Had he been charged in any other state in America, Kia Stewart would not have been convicted of murder. The jury in his case split 10 to 2, which anywhere else would have resulted in a hung jury and a mistrial.  

But in Louisiana, the jury’s 10 to 2 majority was enough, so he spent 10 years in prison for a crime he did not commit.
 
This is because Louisiana is one of only two states in the nation where you can be convicted of a felony, even if some of the jurors think you’re innocent.
 
Louisiana’s non-unanimous jury rule is a harmful vestige of white supremacy that must be abolished.
 
It’s a fundamental pillar of our legal system that you can’t be denied your freedom without proof that demonstrates – beyond a reasonable doubt – that you are guilty. 
 
For more than 100 years Louisiana has denied defendants that fundamental right, and with disastrous consequences.

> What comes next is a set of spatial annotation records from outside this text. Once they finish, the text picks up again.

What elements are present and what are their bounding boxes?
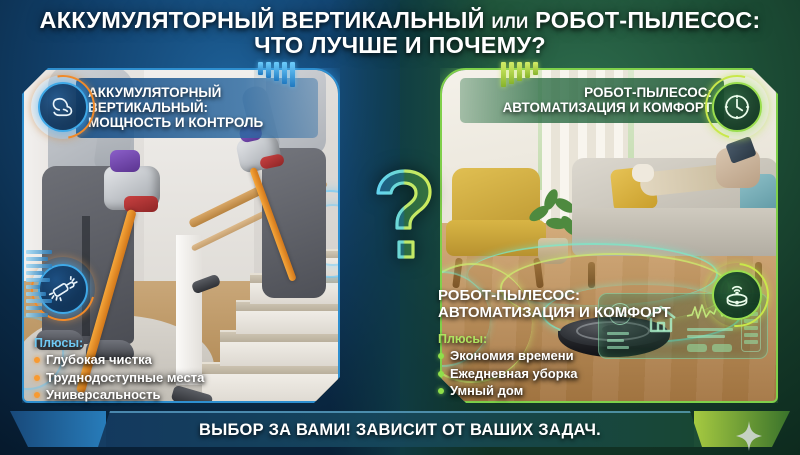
decor-stripes-right [501, 62, 538, 87]
right-subhead-line-2: АВТОМАТИЗАЦИЯ И КОМФОРТ [438, 305, 671, 322]
left-bullet-1: Глубокая чистка [46, 351, 152, 369]
bicep-flex-icon [38, 82, 88, 132]
left-ribbon-line-1: АККУМУЛЯТОРНЫЙ ВЕРТИКАЛЬНЫЙ: [88, 85, 306, 115]
bullet-dot-icon [438, 353, 444, 359]
list-item: Умный дом [438, 382, 577, 400]
list-item: Ежедневная уборка [438, 365, 577, 383]
footer-text: ВЫБОР ЗА ВАМИ! ЗАВИСИТ ОТ ВАШИХ ЗАДАЧ. [199, 421, 601, 440]
decor-stripes-left [258, 62, 295, 87]
infographic-canvas: АККУМУЛЯТОРНЫЙ ВЕРТИКАЛЬНЫЙ ИЛИ РОБОТ-ПЫ… [0, 0, 800, 455]
decor-vbars-left [26, 250, 54, 317]
footer-banner: ВЫБОР ЗА ВАМИ! ЗАВИСИТ ОТ ВАШИХ ЗАДАЧ. [98, 411, 702, 447]
right-benefits-list: Плюсы: Экономия времени Ежедневная уборк… [438, 332, 577, 400]
right-plus-label: Плюсы: [438, 332, 577, 346]
right-panel-ribbon: РОБОТ-ПЫЛЕСОС: АВТОМАТИЗАЦИЯ И КОМФОРТ [460, 78, 724, 123]
list-item: Глубокая чистка [34, 351, 204, 369]
bullet-dot-icon [438, 388, 444, 394]
left-ribbon-line-2: МОЩНОСТЬ И КОНТРОЛЬ [88, 115, 306, 130]
bullet-dot-icon [438, 371, 444, 377]
right-subheading: РОБОТ-ПЫЛЕСОС: АВТОМАТИЗАЦИЯ И КОМФОРТ [438, 288, 671, 322]
left-plus-label: Плюсы: [34, 336, 204, 350]
right-bullet-2: Ежедневная уборка [450, 365, 577, 383]
left-benefits-list: Плюсы: Глубокая чистка Труднодоступные м… [34, 336, 204, 404]
right-subhead-line-1: РОБОТ-ПЫЛЕСОС: [438, 288, 671, 305]
bullet-dot-icon [34, 392, 40, 398]
left-bullet-3: Универсальность [46, 386, 161, 404]
right-bullet-3: Умный дом [450, 382, 523, 400]
clock-icon [712, 82, 762, 132]
left-panel-ribbon: АККУМУЛЯТОРНЫЙ ВЕРТИКАЛЬНЫЙ: МОЩНОСТЬ И … [76, 78, 318, 138]
list-item: Универсальность [34, 386, 204, 404]
list-item: Экономия времени [438, 347, 577, 365]
bullet-dot-icon [34, 357, 40, 363]
robot-vacuum-wifi-icon [712, 270, 762, 320]
right-ribbon-line-2: АВТОМАТИЗАЦИЯ И КОМФОРТ [472, 100, 712, 115]
right-bullet-1: Экономия времени [450, 347, 574, 365]
sparkle-star-icon [736, 421, 762, 451]
list-item: Труднодоступные места [34, 369, 204, 387]
question-mark-icon [368, 168, 442, 260]
bullet-dot-icon [34, 375, 40, 381]
left-bullet-2: Труднодоступные места [46, 369, 204, 387]
right-ribbon-line-1: РОБОТ-ПЫЛЕСОС: [472, 85, 712, 100]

People who should have walked free are now sitting behind bars for the rest of their lives. 
 
This unjust rule dates back to 1898, when racists and white supremacists at Louisiana’s constitutional convention wanted to increase the supply of free prison labor and nullify the voting power of black jurors. 
 
Their solution was to make it easier to convict people of felonies by ending the requirement that jury verdicts be unanimous.
 
Since then, convictions by non-unanimous juries have helped make Louisiana the prison capital of the world. 
 
This is unacceptable, and you can help change it. 
 
 
Once lawmakers pass a resolution, the issue would go to the ballot for approval by the voters. 
 
Louisiana voters deserve a chance to stand up for justice and abolish this harmful throwback to white supremacy.